Life at Research in Motion must be hard. You make phones no one wants anymore, the software that’s supposed to save your company is at least half a year away, operators have all but given up on you and are now looking to promote Windows Phone as the third viable option instead of your platform … so what do you do in a situation like that? According to Retuers, who cites The Sunday Times, you split the company up. The handset unit, the part of the company that moves boxes, becomes a separate entity, while the services unit, the guys who do push email, device management, and BBM, goes off to do their own thing. The report goes on to say that Amazon and Facebook are interested in buying RIM’s handset unit, though RIM is also exploring the possibility of selling themselves as an integrated company to Microsoft. All of this is speculation of course, but to be perfectly honest we don’t see RIM existing in the same way it does today by the end of this year.
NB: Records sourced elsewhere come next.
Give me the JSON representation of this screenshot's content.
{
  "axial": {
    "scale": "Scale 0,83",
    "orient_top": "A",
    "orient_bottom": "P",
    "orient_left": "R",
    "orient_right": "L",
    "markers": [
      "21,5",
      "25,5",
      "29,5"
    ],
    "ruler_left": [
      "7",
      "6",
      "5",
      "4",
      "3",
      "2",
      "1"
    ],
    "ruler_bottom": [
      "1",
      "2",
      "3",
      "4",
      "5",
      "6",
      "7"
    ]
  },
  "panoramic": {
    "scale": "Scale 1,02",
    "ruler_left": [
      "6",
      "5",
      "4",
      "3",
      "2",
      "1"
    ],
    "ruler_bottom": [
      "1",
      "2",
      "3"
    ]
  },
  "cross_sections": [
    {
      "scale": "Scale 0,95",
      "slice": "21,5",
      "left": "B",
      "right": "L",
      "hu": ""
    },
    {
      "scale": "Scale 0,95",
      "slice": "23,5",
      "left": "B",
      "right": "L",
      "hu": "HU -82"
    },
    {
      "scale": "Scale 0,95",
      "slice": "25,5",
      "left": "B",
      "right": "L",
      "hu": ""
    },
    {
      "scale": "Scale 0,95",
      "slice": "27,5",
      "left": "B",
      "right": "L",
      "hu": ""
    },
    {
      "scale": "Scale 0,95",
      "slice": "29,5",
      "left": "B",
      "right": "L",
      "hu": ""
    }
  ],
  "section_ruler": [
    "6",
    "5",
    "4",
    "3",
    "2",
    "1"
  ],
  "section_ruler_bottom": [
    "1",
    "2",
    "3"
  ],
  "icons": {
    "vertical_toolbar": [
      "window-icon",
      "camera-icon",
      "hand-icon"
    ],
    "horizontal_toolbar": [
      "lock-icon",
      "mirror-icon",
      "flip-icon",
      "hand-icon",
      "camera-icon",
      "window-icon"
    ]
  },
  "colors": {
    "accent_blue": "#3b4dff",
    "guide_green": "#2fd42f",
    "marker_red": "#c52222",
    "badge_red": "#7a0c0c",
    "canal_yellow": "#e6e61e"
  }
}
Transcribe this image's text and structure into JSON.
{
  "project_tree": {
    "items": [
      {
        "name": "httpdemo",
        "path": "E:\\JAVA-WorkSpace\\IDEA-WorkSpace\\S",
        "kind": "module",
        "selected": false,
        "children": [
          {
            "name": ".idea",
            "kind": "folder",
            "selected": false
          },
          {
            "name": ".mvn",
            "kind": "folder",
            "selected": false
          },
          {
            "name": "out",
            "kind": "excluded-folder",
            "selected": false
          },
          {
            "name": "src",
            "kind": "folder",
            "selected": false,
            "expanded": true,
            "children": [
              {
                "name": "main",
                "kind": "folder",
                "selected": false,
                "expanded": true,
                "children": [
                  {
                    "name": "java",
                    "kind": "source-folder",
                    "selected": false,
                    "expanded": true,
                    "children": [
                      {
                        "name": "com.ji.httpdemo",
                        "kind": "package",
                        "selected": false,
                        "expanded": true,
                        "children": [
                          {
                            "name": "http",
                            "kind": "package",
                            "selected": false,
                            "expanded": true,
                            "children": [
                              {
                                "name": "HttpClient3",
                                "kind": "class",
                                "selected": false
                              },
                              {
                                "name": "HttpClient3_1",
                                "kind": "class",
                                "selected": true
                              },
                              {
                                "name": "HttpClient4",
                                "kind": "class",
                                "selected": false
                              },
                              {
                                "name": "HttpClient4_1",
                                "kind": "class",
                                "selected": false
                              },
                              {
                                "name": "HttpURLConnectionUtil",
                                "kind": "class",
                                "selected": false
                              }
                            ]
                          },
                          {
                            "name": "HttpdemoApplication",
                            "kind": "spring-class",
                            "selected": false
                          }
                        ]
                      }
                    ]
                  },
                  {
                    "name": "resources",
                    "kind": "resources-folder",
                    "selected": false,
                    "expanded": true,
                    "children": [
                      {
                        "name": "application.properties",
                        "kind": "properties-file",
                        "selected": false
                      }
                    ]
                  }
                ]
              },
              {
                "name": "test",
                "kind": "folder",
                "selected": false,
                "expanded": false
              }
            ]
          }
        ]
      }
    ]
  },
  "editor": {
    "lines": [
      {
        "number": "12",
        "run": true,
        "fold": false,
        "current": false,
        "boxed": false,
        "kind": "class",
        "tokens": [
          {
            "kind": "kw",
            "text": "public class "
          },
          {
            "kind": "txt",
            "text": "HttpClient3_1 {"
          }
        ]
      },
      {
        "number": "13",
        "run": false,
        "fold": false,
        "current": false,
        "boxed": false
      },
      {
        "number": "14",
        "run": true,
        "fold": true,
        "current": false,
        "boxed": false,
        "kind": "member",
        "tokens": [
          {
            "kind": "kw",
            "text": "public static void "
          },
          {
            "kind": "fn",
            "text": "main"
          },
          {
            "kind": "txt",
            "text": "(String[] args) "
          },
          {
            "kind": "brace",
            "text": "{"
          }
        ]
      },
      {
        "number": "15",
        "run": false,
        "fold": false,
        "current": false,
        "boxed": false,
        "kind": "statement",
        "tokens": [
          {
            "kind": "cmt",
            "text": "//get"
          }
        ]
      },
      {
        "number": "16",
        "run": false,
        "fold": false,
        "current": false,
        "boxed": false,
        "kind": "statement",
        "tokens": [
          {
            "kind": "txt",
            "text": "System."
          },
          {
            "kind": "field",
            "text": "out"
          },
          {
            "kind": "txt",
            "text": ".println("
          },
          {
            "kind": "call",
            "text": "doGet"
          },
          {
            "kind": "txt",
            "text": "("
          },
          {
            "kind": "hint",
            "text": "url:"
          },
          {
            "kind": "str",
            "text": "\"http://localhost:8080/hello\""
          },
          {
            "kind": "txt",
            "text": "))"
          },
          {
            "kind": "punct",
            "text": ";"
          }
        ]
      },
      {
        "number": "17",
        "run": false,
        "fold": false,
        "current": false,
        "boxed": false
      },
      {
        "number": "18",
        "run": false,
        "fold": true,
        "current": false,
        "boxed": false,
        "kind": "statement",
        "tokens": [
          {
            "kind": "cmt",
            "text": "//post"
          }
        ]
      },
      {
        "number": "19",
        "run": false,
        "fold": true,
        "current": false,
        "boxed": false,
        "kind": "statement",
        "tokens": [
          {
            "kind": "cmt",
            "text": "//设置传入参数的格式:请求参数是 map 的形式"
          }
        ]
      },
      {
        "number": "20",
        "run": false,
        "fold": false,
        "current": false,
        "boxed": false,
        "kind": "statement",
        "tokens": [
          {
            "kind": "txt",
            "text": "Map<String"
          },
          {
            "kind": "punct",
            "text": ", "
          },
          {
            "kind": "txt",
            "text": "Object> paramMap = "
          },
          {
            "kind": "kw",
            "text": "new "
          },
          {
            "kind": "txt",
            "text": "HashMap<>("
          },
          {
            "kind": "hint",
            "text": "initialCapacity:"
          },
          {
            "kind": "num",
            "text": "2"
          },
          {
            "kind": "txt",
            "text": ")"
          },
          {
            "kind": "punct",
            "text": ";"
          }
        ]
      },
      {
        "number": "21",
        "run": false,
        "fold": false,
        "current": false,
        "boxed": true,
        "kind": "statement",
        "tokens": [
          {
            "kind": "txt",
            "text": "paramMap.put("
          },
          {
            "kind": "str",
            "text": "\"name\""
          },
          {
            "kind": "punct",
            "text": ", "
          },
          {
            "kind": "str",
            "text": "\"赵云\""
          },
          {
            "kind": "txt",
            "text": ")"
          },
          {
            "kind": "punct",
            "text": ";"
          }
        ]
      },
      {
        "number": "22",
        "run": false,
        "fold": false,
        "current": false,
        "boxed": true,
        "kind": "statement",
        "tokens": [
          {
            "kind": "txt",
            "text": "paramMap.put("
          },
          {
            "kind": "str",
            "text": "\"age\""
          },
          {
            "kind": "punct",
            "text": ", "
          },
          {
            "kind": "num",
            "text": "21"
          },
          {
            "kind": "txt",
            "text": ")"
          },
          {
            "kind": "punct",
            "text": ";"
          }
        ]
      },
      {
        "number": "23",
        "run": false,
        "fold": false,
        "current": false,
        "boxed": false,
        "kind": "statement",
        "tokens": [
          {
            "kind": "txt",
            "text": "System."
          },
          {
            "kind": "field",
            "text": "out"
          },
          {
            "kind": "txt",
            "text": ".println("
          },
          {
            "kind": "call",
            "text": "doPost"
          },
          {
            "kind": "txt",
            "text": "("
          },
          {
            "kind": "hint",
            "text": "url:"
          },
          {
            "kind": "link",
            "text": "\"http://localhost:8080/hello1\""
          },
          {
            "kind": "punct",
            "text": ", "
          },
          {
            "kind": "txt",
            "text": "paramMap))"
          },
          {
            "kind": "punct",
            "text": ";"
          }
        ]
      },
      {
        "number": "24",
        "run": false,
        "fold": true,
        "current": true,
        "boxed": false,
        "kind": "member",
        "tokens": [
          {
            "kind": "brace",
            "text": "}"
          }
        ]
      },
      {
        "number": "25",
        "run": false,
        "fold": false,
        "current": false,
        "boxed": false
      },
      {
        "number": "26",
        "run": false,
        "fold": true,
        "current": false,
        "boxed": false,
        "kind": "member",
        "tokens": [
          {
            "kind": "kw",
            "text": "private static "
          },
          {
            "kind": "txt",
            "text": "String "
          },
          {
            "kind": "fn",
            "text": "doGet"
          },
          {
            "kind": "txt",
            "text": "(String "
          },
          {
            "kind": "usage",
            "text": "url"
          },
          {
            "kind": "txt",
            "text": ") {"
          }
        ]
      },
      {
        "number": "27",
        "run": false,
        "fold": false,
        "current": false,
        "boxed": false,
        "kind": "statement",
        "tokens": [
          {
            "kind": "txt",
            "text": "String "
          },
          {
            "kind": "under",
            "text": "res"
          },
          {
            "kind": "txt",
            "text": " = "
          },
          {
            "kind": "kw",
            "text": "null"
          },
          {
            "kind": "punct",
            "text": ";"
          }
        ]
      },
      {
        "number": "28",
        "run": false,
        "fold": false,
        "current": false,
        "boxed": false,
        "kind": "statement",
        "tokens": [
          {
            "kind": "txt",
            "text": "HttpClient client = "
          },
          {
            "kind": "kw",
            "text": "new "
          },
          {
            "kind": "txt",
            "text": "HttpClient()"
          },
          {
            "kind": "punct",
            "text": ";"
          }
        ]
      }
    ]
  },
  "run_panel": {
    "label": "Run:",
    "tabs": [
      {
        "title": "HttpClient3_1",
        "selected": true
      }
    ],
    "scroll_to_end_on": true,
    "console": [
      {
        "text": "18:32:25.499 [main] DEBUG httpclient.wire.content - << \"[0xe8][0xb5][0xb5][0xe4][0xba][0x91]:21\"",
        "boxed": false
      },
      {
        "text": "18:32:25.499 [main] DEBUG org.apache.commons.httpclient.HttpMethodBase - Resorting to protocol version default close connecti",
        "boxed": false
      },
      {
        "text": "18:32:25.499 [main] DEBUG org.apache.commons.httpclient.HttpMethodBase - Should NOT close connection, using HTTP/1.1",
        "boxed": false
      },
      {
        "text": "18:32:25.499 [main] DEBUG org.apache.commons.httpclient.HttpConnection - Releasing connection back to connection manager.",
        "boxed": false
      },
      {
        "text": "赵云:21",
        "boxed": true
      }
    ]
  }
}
How did RIM get this bad? They completely missed the whole “bring your own device to work” movement. If you’re an employee at a large company who issues everyone a BlackBerry, then you use a BlackBerry. There’s no real room to complain. But if your company starts saying you can use any phone you want, and that said phone will have no problem integrating with the company’s backend, then why on earth would you go with an ugly brick that’s dominated by a QWERTY keyboard?
Anyway, expect the vultures to come out if RIM eventually splits up. They have a treasure trove of patents that’s probably worth more than their current $5.17 billion market cap. To put that number into perspective, Google bought Motorola for $12.5 billion.